Although this trend of change involves the substitution of machine for labor, it is difficult for many middle and low end enterprises to overcome the negative impact of rising labor costs and exchange rate appreciation from the perspective of the whole industry.
Now, with the downward pressure on China's economy, the economic fundamentals are hard to sustain the higher exchange rate.
As the International Monetary Fund announced in November 30, 2015 that the Renminbi should be included in the SDR, the Central Bank of China has further liberalized the RMB exchange rate control, and the depreciation of the RMB against the US dollar is logical.
Previously, investment banks including Goldman Sachs generally believed that the renminbi would probably depreciate to around 6.7 after the US dollar.
The depreciation of the RMB exchange rate will enhance the profitability of the textile industry and stabilize employment.
Take cotton yarn as an example, in 2014, China's exports amounted to US $2 billion 63 million.
The depreciation rate of the RMB exchange rate has reached 5%. Even under the background of static calculation, it can raise the profit margin for the industry by US $100 million.
Considering the export advantage brought about by the depreciation of the RMB, this amount will be greater.

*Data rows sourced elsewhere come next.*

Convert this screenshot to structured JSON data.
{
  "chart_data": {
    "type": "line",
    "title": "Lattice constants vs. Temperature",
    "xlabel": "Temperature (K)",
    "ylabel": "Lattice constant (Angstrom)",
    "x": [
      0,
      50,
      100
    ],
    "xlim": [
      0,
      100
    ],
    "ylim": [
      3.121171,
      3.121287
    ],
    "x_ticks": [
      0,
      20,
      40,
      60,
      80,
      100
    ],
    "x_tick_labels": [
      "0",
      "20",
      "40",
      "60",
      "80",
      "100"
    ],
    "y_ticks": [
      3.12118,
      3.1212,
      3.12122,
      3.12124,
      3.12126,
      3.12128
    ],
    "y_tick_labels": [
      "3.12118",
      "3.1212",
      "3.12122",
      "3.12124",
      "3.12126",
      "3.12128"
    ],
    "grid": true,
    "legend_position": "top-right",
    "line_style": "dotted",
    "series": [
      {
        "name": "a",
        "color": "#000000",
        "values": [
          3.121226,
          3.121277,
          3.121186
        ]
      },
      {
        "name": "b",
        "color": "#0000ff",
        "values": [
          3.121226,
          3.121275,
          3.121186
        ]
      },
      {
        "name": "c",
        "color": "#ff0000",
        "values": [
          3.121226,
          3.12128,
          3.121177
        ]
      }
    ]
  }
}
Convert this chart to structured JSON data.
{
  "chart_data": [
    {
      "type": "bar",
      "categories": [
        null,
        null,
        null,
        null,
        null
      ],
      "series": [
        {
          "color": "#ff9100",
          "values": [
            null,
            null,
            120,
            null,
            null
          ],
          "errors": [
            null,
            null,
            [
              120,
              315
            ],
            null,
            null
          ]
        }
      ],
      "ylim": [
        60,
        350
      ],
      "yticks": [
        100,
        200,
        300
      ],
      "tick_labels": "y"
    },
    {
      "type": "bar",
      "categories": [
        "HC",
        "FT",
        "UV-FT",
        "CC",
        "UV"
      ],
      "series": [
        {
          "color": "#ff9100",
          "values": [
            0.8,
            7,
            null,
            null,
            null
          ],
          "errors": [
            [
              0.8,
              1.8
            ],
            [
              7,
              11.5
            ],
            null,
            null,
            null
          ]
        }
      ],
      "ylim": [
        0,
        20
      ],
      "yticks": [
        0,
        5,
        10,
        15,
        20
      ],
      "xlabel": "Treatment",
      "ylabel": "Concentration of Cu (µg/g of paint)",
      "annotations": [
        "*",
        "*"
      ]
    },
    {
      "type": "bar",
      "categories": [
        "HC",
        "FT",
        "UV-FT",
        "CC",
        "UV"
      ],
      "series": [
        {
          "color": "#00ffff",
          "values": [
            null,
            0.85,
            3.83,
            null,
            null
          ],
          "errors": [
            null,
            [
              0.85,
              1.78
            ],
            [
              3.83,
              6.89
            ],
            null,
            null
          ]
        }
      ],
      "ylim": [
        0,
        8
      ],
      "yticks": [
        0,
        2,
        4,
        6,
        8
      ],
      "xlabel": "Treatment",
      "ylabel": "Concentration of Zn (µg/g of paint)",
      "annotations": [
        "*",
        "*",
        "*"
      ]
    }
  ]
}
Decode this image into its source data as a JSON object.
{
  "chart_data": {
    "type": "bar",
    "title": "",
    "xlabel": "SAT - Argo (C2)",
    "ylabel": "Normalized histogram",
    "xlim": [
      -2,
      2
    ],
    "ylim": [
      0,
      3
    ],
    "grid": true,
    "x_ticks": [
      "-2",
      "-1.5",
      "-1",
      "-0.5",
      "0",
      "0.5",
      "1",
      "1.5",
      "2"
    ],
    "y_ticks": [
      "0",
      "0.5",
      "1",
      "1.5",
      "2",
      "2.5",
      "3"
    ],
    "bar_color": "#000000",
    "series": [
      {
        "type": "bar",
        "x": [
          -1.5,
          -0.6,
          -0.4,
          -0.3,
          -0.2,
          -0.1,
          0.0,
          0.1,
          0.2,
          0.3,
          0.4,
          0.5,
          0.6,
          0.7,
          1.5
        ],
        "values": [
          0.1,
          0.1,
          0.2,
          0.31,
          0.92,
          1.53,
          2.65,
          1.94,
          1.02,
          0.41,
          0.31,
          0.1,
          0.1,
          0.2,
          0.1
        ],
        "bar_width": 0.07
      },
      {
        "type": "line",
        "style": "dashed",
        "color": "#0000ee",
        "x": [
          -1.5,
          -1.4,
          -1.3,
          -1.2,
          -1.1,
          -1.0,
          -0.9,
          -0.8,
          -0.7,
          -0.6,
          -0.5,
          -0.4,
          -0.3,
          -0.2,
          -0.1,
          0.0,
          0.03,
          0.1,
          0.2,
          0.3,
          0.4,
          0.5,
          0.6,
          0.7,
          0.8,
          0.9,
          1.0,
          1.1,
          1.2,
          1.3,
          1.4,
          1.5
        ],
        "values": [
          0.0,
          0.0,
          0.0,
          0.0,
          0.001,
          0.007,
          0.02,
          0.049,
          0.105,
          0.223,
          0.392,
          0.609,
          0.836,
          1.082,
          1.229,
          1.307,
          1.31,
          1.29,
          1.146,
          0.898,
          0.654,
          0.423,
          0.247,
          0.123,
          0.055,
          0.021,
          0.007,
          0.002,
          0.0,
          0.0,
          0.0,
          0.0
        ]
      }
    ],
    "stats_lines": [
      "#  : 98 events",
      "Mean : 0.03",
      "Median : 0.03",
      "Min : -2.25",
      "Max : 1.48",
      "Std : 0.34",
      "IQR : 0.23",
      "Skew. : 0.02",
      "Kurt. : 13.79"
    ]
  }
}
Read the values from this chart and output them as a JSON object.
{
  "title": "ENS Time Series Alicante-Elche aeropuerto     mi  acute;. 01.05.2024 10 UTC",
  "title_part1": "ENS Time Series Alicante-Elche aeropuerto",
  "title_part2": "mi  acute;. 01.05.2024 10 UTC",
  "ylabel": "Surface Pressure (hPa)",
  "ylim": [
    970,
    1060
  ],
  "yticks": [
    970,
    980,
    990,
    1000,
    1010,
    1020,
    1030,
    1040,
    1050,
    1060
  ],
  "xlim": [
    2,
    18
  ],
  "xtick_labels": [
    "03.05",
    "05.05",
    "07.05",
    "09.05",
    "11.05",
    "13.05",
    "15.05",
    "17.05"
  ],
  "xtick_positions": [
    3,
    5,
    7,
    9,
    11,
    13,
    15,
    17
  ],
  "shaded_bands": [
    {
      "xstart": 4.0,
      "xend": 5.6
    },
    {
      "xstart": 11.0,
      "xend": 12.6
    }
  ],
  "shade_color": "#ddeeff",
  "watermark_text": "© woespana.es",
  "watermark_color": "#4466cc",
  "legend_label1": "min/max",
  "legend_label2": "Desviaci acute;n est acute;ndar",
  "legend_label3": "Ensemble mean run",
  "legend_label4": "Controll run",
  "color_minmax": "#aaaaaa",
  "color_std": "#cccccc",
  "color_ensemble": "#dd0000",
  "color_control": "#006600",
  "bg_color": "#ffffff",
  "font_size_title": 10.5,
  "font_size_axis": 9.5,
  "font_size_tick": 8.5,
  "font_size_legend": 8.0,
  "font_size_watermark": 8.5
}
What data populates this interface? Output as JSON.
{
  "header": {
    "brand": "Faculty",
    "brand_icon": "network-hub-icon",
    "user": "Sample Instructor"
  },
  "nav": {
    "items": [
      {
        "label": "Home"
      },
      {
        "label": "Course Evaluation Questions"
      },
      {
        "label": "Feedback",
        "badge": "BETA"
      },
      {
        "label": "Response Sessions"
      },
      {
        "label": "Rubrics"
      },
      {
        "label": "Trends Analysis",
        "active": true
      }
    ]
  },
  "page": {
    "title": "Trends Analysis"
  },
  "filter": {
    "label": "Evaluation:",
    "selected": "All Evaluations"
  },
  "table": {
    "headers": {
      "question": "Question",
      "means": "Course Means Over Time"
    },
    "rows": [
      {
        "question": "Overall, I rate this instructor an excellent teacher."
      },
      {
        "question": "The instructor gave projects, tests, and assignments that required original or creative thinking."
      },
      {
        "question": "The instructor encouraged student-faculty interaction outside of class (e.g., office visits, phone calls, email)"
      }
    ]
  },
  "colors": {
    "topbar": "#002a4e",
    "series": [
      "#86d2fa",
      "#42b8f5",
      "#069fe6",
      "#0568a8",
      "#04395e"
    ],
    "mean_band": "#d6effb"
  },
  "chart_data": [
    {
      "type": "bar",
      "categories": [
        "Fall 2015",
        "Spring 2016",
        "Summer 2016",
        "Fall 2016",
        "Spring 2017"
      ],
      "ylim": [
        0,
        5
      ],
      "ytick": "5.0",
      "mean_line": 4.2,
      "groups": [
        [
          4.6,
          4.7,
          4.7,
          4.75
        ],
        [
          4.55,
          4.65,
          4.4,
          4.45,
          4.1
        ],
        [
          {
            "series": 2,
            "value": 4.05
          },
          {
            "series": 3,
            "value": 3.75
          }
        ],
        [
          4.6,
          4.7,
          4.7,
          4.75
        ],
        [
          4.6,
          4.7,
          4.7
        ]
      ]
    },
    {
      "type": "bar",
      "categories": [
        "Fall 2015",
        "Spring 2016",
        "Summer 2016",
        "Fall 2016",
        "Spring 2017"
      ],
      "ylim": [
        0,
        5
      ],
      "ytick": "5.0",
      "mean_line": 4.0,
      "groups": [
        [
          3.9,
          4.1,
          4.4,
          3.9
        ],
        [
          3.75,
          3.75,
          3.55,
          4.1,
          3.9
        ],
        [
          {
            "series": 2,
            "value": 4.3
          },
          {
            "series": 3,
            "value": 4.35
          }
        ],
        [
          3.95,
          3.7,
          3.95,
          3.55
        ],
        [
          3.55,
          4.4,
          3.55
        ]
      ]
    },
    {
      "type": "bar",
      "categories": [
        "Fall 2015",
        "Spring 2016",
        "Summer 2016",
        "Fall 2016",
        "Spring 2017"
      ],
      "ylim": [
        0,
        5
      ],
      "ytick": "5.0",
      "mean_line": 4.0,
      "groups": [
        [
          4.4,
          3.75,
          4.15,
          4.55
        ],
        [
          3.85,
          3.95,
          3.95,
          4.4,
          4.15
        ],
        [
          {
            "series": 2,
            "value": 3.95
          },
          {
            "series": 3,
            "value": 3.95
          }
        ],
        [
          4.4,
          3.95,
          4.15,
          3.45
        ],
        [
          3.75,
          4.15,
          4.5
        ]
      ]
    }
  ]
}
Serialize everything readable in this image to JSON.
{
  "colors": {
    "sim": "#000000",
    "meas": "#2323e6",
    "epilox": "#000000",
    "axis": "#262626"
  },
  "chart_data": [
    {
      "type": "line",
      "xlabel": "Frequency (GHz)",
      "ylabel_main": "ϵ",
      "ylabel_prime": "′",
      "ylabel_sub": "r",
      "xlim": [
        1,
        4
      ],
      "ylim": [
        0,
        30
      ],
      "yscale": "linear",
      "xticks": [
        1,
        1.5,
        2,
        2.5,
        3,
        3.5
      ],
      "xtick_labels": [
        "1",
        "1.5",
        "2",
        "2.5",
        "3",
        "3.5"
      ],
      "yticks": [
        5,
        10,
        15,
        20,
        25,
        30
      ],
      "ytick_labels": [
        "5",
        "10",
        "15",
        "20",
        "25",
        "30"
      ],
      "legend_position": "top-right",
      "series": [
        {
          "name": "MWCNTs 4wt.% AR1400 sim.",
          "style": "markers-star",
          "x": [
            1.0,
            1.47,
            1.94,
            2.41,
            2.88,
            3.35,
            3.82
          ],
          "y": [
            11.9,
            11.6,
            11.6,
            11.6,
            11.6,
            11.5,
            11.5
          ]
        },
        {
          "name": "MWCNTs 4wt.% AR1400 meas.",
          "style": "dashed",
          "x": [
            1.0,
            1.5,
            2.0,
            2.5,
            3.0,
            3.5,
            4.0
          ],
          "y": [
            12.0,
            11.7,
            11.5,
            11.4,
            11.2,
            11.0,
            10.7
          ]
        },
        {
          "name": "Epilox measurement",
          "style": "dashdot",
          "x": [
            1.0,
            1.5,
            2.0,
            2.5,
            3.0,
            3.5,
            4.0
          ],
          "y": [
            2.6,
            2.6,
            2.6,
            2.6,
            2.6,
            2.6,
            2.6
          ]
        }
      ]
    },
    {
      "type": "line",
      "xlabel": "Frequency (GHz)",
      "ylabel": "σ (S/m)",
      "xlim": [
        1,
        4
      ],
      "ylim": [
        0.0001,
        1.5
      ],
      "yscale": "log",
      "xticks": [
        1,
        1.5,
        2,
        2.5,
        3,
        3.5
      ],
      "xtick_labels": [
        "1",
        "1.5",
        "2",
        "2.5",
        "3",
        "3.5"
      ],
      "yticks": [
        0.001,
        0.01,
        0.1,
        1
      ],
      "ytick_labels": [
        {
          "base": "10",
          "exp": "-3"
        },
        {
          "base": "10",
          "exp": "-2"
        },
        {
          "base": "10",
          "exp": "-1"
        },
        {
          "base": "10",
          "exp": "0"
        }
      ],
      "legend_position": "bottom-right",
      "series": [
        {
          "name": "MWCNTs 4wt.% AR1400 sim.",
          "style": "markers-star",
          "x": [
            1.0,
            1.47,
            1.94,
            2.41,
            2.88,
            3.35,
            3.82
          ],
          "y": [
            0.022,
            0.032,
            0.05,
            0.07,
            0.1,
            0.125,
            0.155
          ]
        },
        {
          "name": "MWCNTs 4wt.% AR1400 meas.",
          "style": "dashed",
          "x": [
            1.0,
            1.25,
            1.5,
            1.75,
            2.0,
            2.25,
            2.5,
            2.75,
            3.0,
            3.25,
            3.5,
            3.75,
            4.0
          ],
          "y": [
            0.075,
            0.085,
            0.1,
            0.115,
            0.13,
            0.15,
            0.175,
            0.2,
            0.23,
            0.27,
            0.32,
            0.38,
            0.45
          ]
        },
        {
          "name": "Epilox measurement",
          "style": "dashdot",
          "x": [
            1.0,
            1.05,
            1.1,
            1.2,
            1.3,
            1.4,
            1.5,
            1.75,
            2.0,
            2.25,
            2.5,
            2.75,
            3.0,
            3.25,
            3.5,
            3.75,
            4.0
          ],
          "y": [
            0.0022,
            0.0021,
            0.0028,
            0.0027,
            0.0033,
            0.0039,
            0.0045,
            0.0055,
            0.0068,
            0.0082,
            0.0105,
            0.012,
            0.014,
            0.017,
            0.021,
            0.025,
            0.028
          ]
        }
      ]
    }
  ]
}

The devaluation of the renminbi will also delay the trend of some enterprises moving to the neighboring countries.
In view of the lower labor costs of neighboring countries, including Vietnam, Pakistan and India, many garment enterprises plan or have moved their factories out.
Such a trend is obviously unfavorable for stable employment.
The Chinese government is currently working hard to push forward the supply side reform and efforts to resolve excess capacity, which means that there is a greater employment pressure in 2016.
The devaluation of RMB will also bring new vitality to some industries including textiles and garments, and stabilize employment.